そういう意識が強く働いたであろうことは、否定できないと思います。
AKI なるほど。それでね、哲ジイ、最初のテーマに戻りますけど、私たち日本人が、自分たちの力で「主権」を手に入れるということができなかったというのは、ひとつには、そういう「天皇制」の在り方とも関係してるんじゃないか――と、哲ジイはそう思っているんですか?
哲雄 少なくとも、戦前までの日本は、そうだった――と言っていいかと思います。
AKI で、いまは……?
哲雄 いまは、曲がりなりにも民主主義国家ですからねェ。選挙で政権をひっくり返すことぐらいは、できると思いますよ。しかし、メンタル的にはどうなのか?
AKI メンタル……ですか? それって、どういうメンタル?
哲雄 市民として自立できない――というメンタルです。自分が幸せでいられるのは「お上のおかげ」、不幸になるのも「お上のせい」。いいことも、わるいことも「上のせい」にしてしまうという精神構造が、日本人のメンタリティにはでき上がってしまっているんですね。

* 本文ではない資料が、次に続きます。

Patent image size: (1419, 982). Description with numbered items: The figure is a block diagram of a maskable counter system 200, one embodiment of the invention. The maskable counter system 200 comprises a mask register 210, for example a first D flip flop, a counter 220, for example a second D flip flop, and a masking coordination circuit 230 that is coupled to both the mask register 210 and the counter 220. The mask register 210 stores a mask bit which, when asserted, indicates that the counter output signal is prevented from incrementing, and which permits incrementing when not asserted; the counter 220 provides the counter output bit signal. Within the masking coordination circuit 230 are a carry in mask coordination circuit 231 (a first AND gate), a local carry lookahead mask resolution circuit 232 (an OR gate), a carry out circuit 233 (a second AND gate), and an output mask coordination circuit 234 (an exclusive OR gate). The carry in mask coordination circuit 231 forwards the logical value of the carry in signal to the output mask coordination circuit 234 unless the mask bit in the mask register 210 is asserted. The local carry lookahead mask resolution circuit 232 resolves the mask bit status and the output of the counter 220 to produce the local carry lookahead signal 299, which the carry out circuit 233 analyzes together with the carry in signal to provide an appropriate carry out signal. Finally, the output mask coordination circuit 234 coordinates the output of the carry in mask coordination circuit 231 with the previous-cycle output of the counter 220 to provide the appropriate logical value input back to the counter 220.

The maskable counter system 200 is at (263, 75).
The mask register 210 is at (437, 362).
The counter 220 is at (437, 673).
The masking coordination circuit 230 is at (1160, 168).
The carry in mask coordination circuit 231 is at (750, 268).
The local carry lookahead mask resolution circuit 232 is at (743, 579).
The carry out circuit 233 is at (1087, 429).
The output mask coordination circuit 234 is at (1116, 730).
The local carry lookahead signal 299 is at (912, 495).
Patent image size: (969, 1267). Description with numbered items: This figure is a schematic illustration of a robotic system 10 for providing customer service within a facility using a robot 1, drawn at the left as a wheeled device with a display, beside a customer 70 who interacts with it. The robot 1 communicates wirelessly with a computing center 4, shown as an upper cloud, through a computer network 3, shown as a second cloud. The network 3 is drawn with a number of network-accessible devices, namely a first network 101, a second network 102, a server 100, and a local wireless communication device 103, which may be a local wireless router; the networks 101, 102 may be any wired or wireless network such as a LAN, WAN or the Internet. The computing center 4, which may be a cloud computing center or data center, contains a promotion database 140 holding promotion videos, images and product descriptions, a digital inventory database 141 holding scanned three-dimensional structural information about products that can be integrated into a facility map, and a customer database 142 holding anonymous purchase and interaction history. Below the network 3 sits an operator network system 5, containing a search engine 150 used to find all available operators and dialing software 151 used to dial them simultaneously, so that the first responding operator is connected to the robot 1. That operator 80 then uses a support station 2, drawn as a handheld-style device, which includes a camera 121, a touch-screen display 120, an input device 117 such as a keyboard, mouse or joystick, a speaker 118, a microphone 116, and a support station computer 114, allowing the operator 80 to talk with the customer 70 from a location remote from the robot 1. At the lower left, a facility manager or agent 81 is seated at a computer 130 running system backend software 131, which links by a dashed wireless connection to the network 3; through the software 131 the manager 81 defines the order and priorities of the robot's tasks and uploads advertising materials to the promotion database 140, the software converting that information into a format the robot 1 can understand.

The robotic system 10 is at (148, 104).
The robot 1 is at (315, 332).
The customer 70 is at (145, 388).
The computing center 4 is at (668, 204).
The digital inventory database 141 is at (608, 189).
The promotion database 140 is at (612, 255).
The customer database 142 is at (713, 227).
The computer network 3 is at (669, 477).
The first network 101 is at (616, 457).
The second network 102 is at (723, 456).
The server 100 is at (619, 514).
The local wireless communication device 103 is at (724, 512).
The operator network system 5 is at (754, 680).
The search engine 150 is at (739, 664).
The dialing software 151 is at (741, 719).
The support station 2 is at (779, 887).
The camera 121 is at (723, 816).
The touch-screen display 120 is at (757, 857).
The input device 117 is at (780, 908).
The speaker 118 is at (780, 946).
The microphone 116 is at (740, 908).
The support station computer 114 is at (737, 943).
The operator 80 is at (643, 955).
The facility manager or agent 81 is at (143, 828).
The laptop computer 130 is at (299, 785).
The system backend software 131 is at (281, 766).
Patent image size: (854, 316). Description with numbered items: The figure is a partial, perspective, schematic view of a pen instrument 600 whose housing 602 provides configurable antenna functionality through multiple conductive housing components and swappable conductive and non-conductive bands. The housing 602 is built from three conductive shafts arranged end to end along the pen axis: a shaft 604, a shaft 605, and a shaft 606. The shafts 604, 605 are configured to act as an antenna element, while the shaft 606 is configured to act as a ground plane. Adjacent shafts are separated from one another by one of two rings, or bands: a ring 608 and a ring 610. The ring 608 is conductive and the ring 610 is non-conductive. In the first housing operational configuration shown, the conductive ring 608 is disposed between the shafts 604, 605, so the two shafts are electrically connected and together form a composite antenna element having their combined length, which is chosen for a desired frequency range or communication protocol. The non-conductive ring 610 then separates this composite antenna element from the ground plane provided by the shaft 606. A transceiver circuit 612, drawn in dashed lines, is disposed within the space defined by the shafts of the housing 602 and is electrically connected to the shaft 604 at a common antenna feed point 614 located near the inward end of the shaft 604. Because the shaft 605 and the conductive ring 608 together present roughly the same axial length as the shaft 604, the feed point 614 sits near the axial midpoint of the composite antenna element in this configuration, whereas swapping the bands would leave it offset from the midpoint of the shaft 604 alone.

AKI それも、ずっと血統が変わらない「天皇」が上にいるから?
哲雄 それも、理由のひとつだと思います。「お上が何とかしてくれる」という依存心が、日本人の場合、他の、特に大陸系の民族に比べて、強いような気がするんですよね。しかし、それだけじゃない。どうも、日本人の遺伝子の中には、もともと、他者に依存するという性質が、他の民族よりも強く記憶されているのではないか?
AKI エッ、ほんと?
哲雄 その話については、次回、じっくり検討してみたいと思います。